4) Mom is still taking care of the kids

It's pretty annoying that the local parenting listserv is called Moms in Logan Circle, and that Amazon's discount diaper program is called Amazon Mom. Dads care about used stroller sales and cheap diapers, too!

But the basic stereotype that the mom is taking care of the kids is more or less accurate.

I saw more dads with kids during a single week on vacation in Stockholm four years ago than I did on four weeks' worth of weekdays walking around my neighborhood in DC. By contrast, on weekday afternoons the neighborhood is crawling with moms. Sometimes solo moms multitasking childcare and grocery shopping. Sometimes packs of moms, cruising the landscape with massive quantities of equipment and tank-like multi-kid strollers.

The dad gap.

Pew

The picture changes radically on the weekend. In the early morning especially, dads roam the land with kids in tow.

Gender norms are changing, and parents are spending more time with their kids. But the full-time stay-at-home parents that a man out on leave is likely to see on a random weekday are still overwhelmingly women. Employer leave policies (when they exist) are generally more generous to new moms than to new dads.

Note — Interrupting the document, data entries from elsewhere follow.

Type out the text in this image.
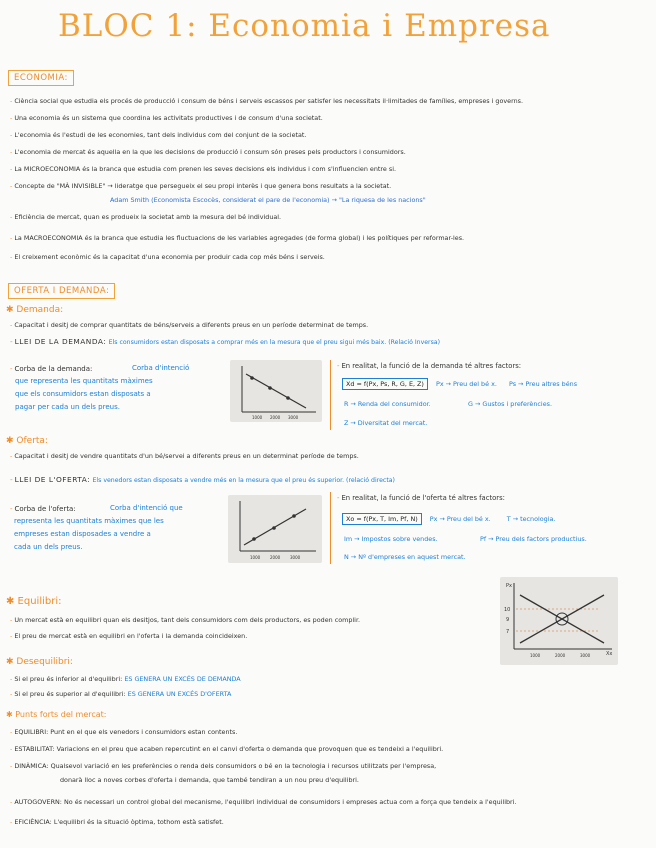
BLOC 1: Economia i Empresa
ECONOMIA:
- Ciència social que estudia els procés de producció i consum de béns i serveis escassos per satisfer les necessitats il·limitades de famílies, empreses i governs.
- Una economia és un sistema que coordina les activitats productives i de consum d'una societat.
- L'economia és l'estudi de les economies, tant dels individus com del conjunt de la societat.
- L'economia de mercat és aquella en la que les decisions de producció i consum són preses pels productors i consumidors.
- La MICROECONOMIA és la branca que estudia com prenen les seves decisions els individus i com s'influencien entre si.
- Concepte de "MÀ INVISIBLE" → lideratge que persegueix el seu propi interès i que genera bons resultats a la societat.
Adam Smith (Economista Escocès, considerat el pare de l'economia) → "La riquesa de les nacions"
- Eficiència de mercat, quan es produeix la societat amb la mesura del bé individual.
- La MACROECONOMIA és la branca que estudia les fluctuacions de les variables agregades (de forma global) i les polítiques per reformar-les.
- El creixement econòmic és la capacitat d'una economia per produir cada cop més béns i serveis.
OFERTA I DEMANDA:
✱ Demanda:
- Capacitat i desitj de comprar quantitats de béns/serveis a diferents preus en un període determinat de temps.
- LLEI DE LA DEMANDA: Els consumidors estan disposats a comprar més en la mesura que el preu sigui més baix. (Relació Inversa)
- Corba de la demanda:	Corba d'intenció
que representa les quantitats màximes
que els consumidors estan disposats a
pagar per cada un dels preus.
1000 2000 3000
- En realitat, la funció de la demanda té altres factors:
Xd = f(Px, Ps, R, G, E, Z) Px → Preu del bé x. Ps → Preu altres béns
R → Renda del consumidor.	G → Gustos i preferències.
Z → Diversitat del mercat.
✱ Oferta:
- Capacitat i desitj de vendre quantitats d'un bé/servei a diferents preus en un determinat període de temps.
- LLEI DE L'OFERTA: Els venedors estan disposats a vendre més en la mesura que el preu és superior. (relació directa)
- Corba de l'oferta:	Corba d'intenció que
representa les quantitats màximes que les
empreses estan disposades a vendre a
cada un dels preus.
1000 2000 3000
- En realitat, la funció de l'oferta té altres factors:
Xo = f(Px, T, Im, Pf, N) Px → Preu del bé x.	T → tecnologia.
Im → Impostos sobre vendes.	Pf → Preu dels factors productius.
N → Nº d'empreses en aquest mercat.
✱ Equilibri:
- Un mercat està en equilibri quan els desitjos, tant dels consumidors com dels productors, es poden complir.
- El preu de mercat està en equilibri en l'oferta i la demanda coincideixen.
Px
10
9
7
1000	2000	3000	Xx
✱ Desequilibri:
- Si el preu és inferior al d'equilibri: ES GENERA UN EXCÉS DE DEMANDA
- Si el preu és superior al d'equilibri: ES GENERA UN EXCÉS D'OFERTA
✱ Punts forts del mercat:
- EQUILIBRI: Punt en el que els venedors i consumidors estan contents.
- ESTABILITAT: Variacions en el preu que acaben repercutint en el canvi d'oferta o demanda que provoquen que es tendeixi a l'equilibri.
- DINÀMICA: Qualsevol variació en les preferències o renda dels consumidors o bé en la tecnologia i recursos utilitzats per l'empresa,
donarà lloc a noves corbes d'oferta i demanda, que també tendiran a un nou preu d'equilibri.
- AUTOGOVERN: No és necessari un control global del mecanisme, l'equilibri individual de consumidors i empreses actua com a força que tendeix a l'equilibri.
- EFICIÈNCIA: L'equilibri és la situació òptima, tothom està satisfet.
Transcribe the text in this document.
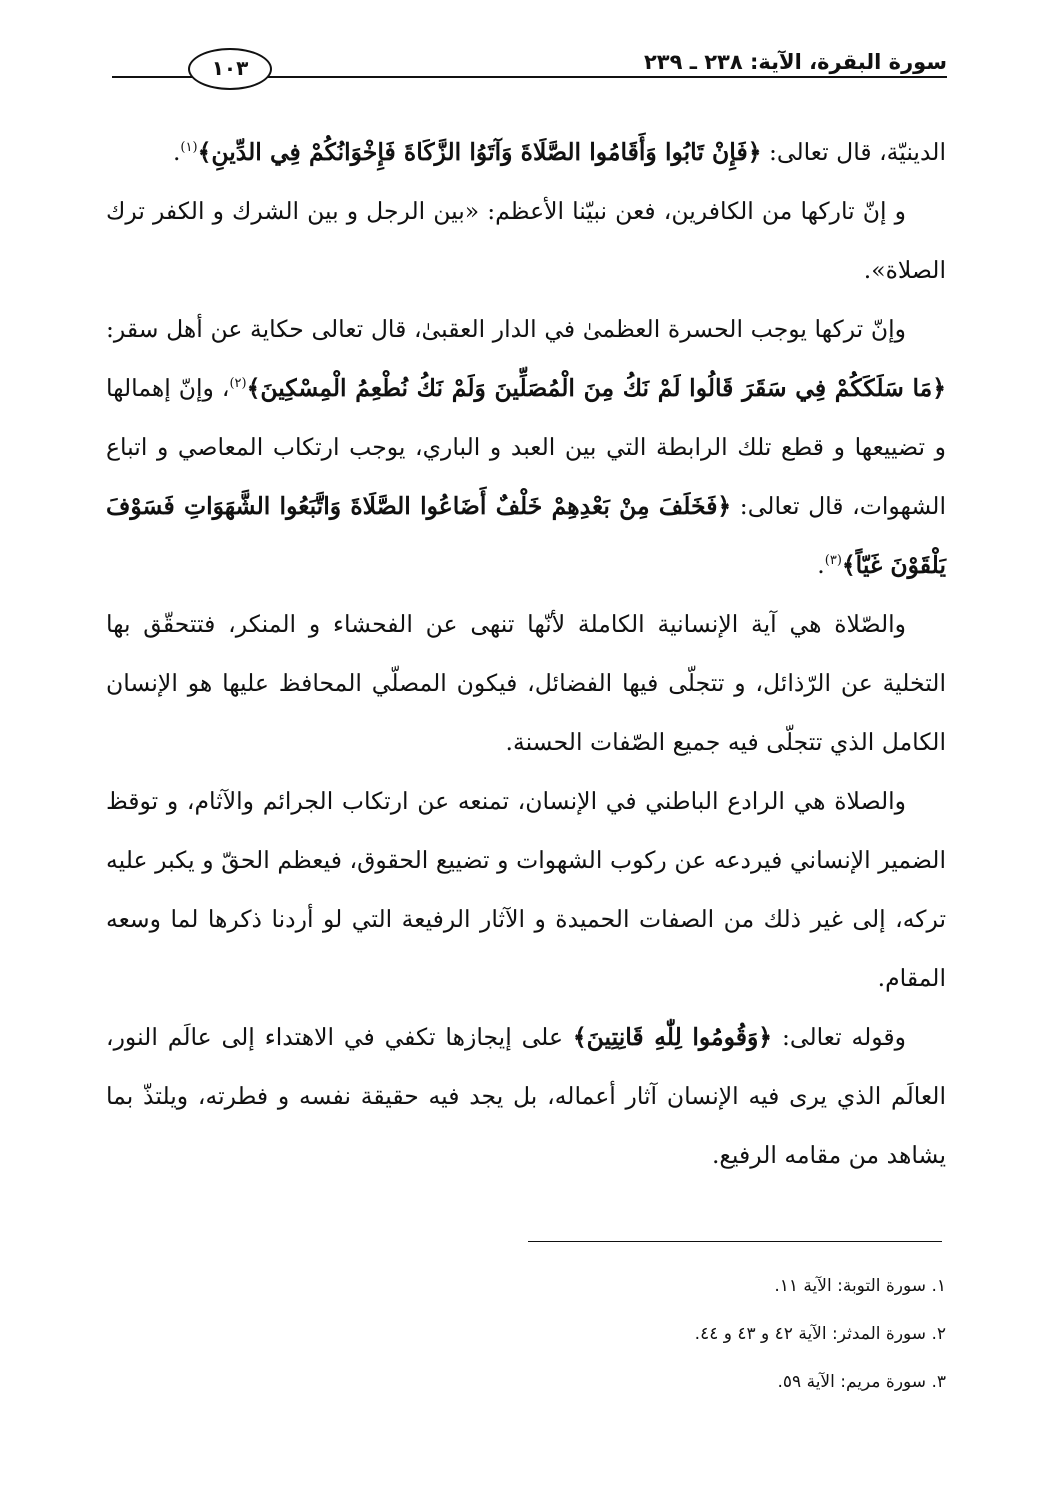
سورة البقرة، الآية: ٢٣٨ ـ ٢٣٩
١٠٣

الدينيّة، قال تعالى: ﴿فَإِنْ تَابُوا وَأَقَامُوا الصَّلَاةَ وَآتَوُا الزَّكَاةَ فَإِخْوَانُكُمْ فِي الدِّينِ﴾$^{(١)}$.

و إنّ تاركها من الكافرين، فعن نبيّنا الأعظم: «بين الرجل و بين الشرك و الكفر ترك الصلاة».

وإنّ تركها يوجب الحسرة العظمىٰ في الدار العقبىٰ، قال تعالى حكاية عن أهل سقر: ﴿مَا سَلَكَكُمْ فِي سَقَرَ قَالُوا لَمْ نَكُ مِنَ الْمُصَلِّينَ وَلَمْ نَكُ نُطْعِمُ الْمِسْكِينَ﴾$^{(٢)}$، وإنّ إهمالها و تضييعها و قطع تلك الرابطة التي بين العبد و الباري، يوجب ارتكاب المعاصي و اتباع الشهوات، قال تعالى: ﴿فَخَلَفَ مِنْ بَعْدِهِمْ خَلْفٌ أَضَاعُوا الصَّلَاةَ وَاتَّبَعُوا الشَّهَوَاتِ فَسَوْفَ يَلْقَوْنَ غَيّاً﴾$^{(٣)}$.

والصّلاة هي آية الإنسانية الكاملة لأنّها تنهى عن الفحشاء و المنكر، فتتحقّق بها التخلية عن الرّذائل، و تتجلّى فيها الفضائل، فيكون المصلّي المحافظ عليها هو الإنسان الكامل الذي تتجلّى فيه جميع الصّفات الحسنة.

والصلاة هي الرادع الباطني في الإنسان، تمنعه عن ارتكاب الجرائم والآثام، و توقظ الضمير الإنساني فيردعه عن ركوب الشهوات و تضييع الحقوق، فيعظم الحقّ و يكبر عليه تركه، إلى غير ذلك من الصفات الحميدة و الآثار الرفيعة التي لو أردنا ذكرها لما وسعه المقام.

وقوله تعالى: ﴿وَقُومُوا لِلّٰهِ قَانِتِينَ﴾ على إيجازها تكفي في الاهتداء إلى عالَم النور، العالَم الذي يرى فيه الإنسان آثار أعماله، بل يجد فيه حقيقة نفسه و فطرته، ويلتذّ بما يشاهد من مقامه الرفيع.

١. سورة التوبة: الآية ١١.

٢. سورة المدثر: الآية ٤٢ و ٤٣ و ٤٤.

٣. سورة مريم: الآية ٥٩.
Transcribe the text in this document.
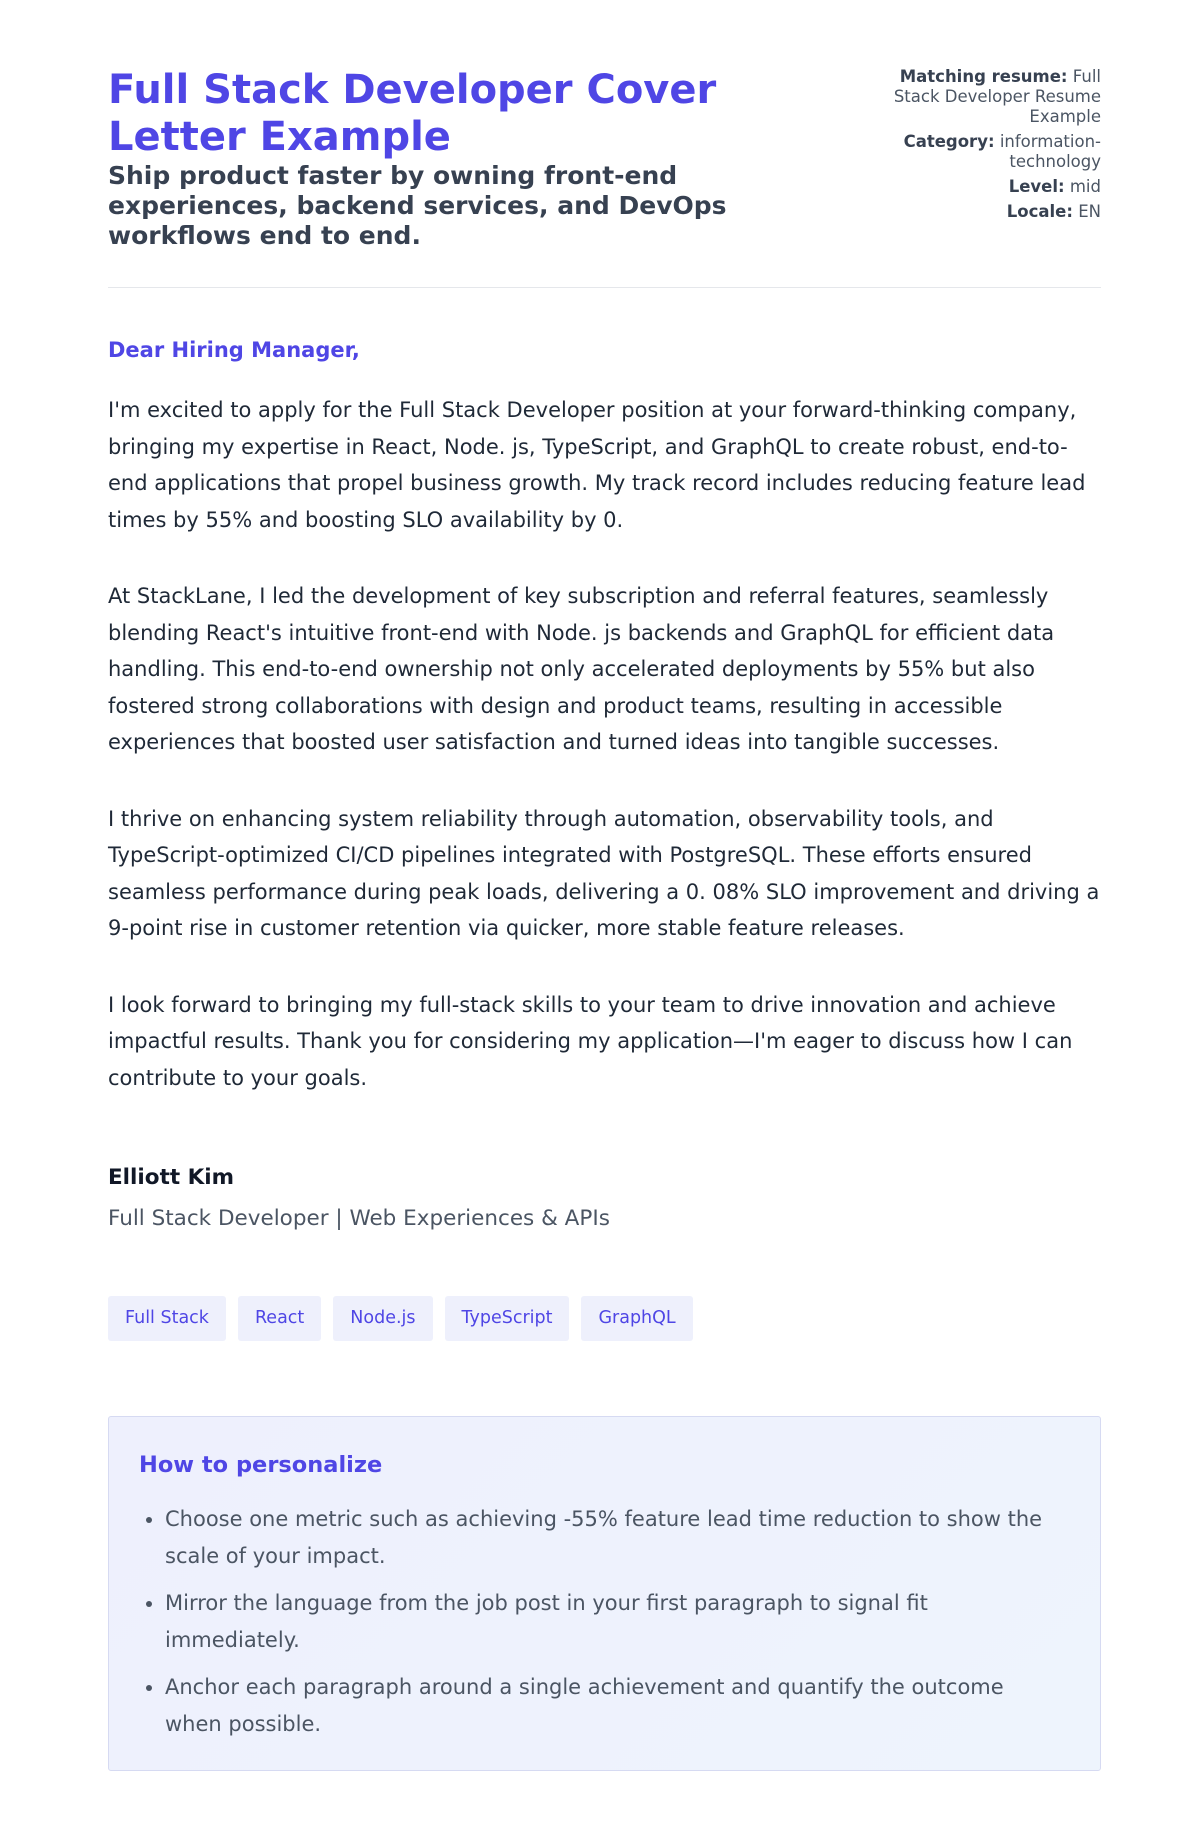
Full Stack Developer Cover Letter Example
Ship product faster by owning front-end experiences, backend services, and DevOps workflows end to end.
Matching resume: Full Stack Developer Resume Example
Category: information-technology
Level: mid
Locale: EN

Dear Hiring Manager,

I'm excited to apply for the Full Stack Developer position at your forward-thinking company, bringing my expertise in React, Node. js, TypeScript, and GraphQL to create robust, end-to-end applications that propel business growth. My track record includes reducing feature lead times by 55% and boosting SLO availability by 0.

At StackLane, I led the development of key subscription and referral features, seamlessly blending React's intuitive front-end with Node. js backends and GraphQL for efficient data handling. This end-to-end ownership not only accelerated deployments by 55% but also fostered strong collaborations with design and product teams, resulting in accessible experiences that boosted user satisfaction and turned ideas into tangible successes.

I thrive on enhancing system reliability through automation, observability tools, and TypeScript-optimized CI/CD pipelines integrated with PostgreSQL. These efforts ensured seamless performance during peak loads, delivering a 0. 08% SLO improvement and driving a 9-point rise in customer retention via quicker, more stable feature releases.

I look forward to bringing my full-stack skills to your team to drive innovation and achieve impactful results. Thank you for considering my application—I'm eager to discuss how I can contribute to your goals.

Elliott Kim

Full Stack Developer | Web Experiences & APIs

Full Stack	React	Node.js	TypeScript	GraphQL
How to personalize
• Choose one metric such as achieving -55% feature lead time reduction to show the scale of your impact.
• Mirror the language from the job post in your first paragraph to signal fit immediately.
• Anchor each paragraph around a single achievement and quantify the outcome when possible.
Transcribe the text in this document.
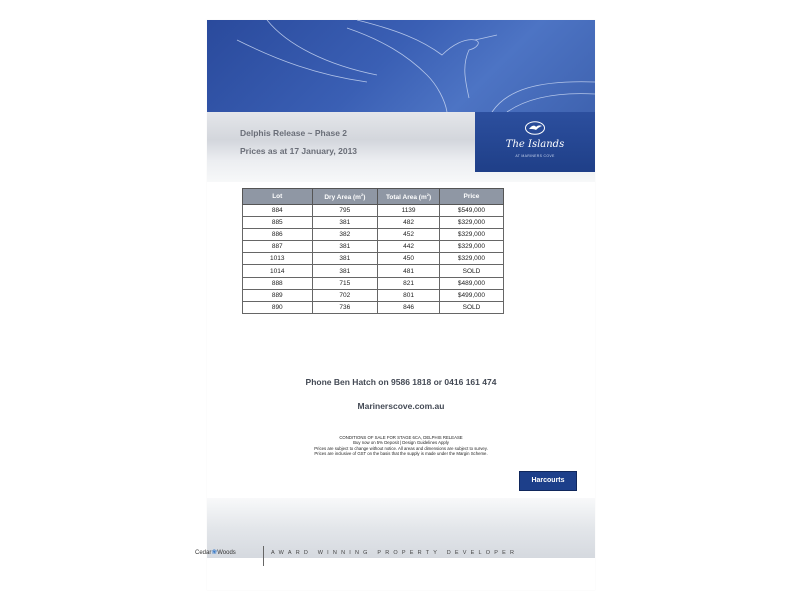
Delphis Release ~ Phase 2
Prices as at 17 January, 2013
The Islands
AT MARINERS COVE
Lot	Dry Area $(m^2)$	Total Area $(m^2)$	Price
884	795	1139	$549,000
885	381	482	$329,000
886	382	452	$329,000
887	381	442	$329,000
1013	381	450	$329,000
1014	381	481	SOLD
888	715	821	$489,000
889	702	801	$499,000
890	736	846	SOLD
Phone Ben Hatch on 9586 1818 or 0416 161 474
Marinerscove.com.au
CONDITIONS OF SALE FOR STAGE 6CA, DELPHIS RELEASE
Buy now on 5% Deposit | Design Guidelines Apply
Prices are subject to change without notice. All areas and dimensions are subject to survey.
Prices are inclusive of GST on the basis that the supply is made under the Margin Scheme.
Harcourts
Cedar❀Woods	AWARD WINNING PROPERTY DEVELOPER
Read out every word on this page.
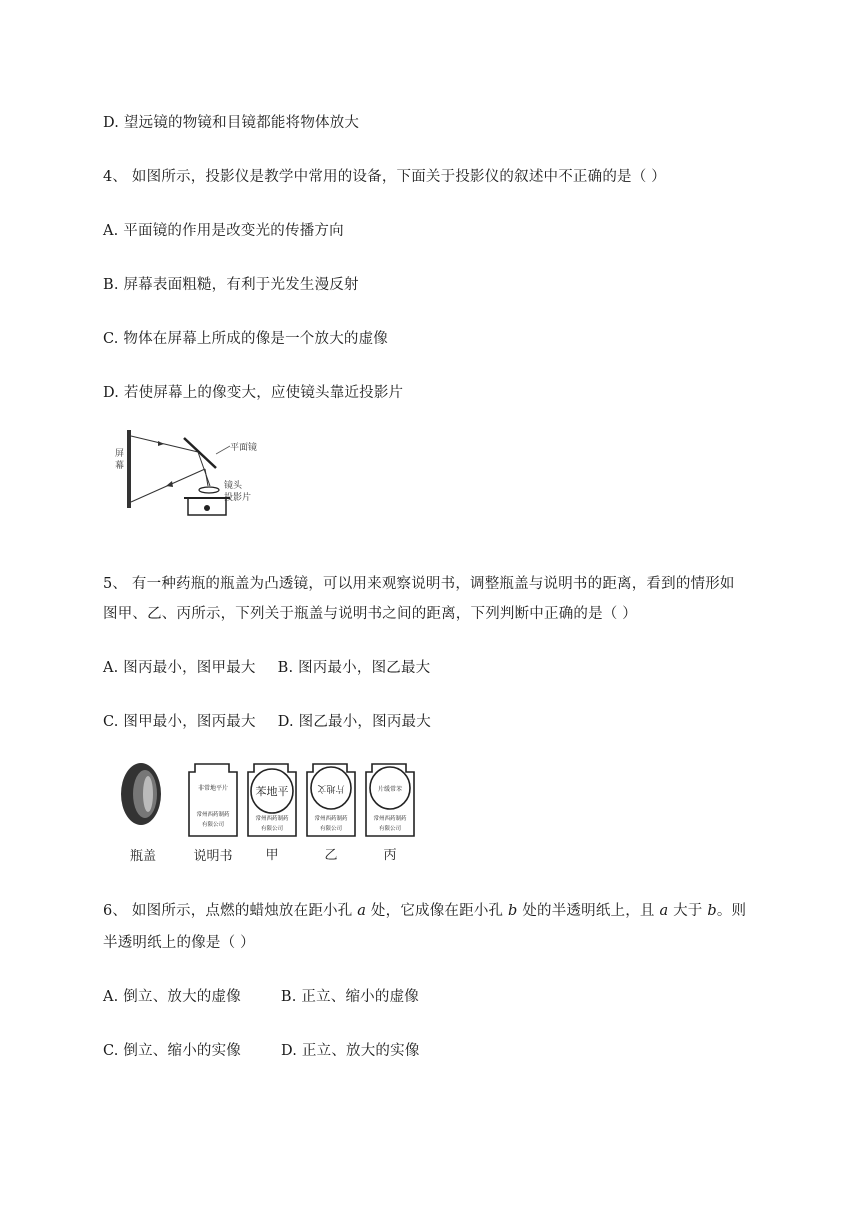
D. 望远镜的物镜和目镜都能将物体放大
4、 如图所示，投影仪是教学中常用的设备，下面关于投影仪的叙述中不正确的是（ ）
A. 平面镜的作用是改变光的传播方向
B. 屏幕表面粗糙，有利于光发生漫反射
C. 物体在屏幕上所成的像是一个放大的虚像
D. 若使屏幕上的像变大，应使镜头靠近投影片
屏
幕
平面镜
镜头
投影片
5、 有一种药瓶的瓶盖为凸透镜，可以用来观察说明书，调整瓶盖与说明书的距离，看到的情形如
图甲、乙、丙所示，下列关于瓶盖与说明书之间的距离，下列判断中正确的是（ ）
A. 图丙最小，图甲最大 B. 图丙最小，图乙最大
C. 图甲最小，图丙最大 D. 图乙最小，图丙最大
非常地平片
常州西药制药
有限公司
苯地平
常州西药制药
有限公司
片地文
常州西药制药
有限公司
片缓常苯
常州西药制药
有限公司
瓶盖	说明书	甲	乙	丙
6、 如图所示，点燃的蜡烛放在距小孔 a 处，它成像在距小孔 b 处的半透明纸上，且 a 大于 b。则
半透明纸上的像是（ ）
A. 倒立、放大的虚像	B. 正立、缩小的虚像
C. 倒立、缩小的实像	D. 正立、放大的实像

And dads are less likely to take discretionary time off to care for children.

Indeed, given the large class gap in marriage rates, it's likely that traditional stay-at-home moms are more likely to be found in feminist-laden yuppie neighborhoods like mine than in more typical swaths of America.

5) Talking to people is nice

Your mileage may differ on this one. Introverts, in particular, would probably hate walking around with a baby. But personally, I turned out to really enjoy lots of low-pressure chitchat with strangers.

It's quite pleasant, and, evidently, the people doing the chitchatting enjoyed it too.

I've lived in big cities my whole life, and I like the urban environment a lot. But I also turn out to enjoy the small-town vibe of conversation with baristas, strangers at the grocery store, and people who for whatever reason don't carry a time-telling device around with them.

They say it takes a village to raise a child — but a child also has a somewhat miraculous way of turning a city into a village.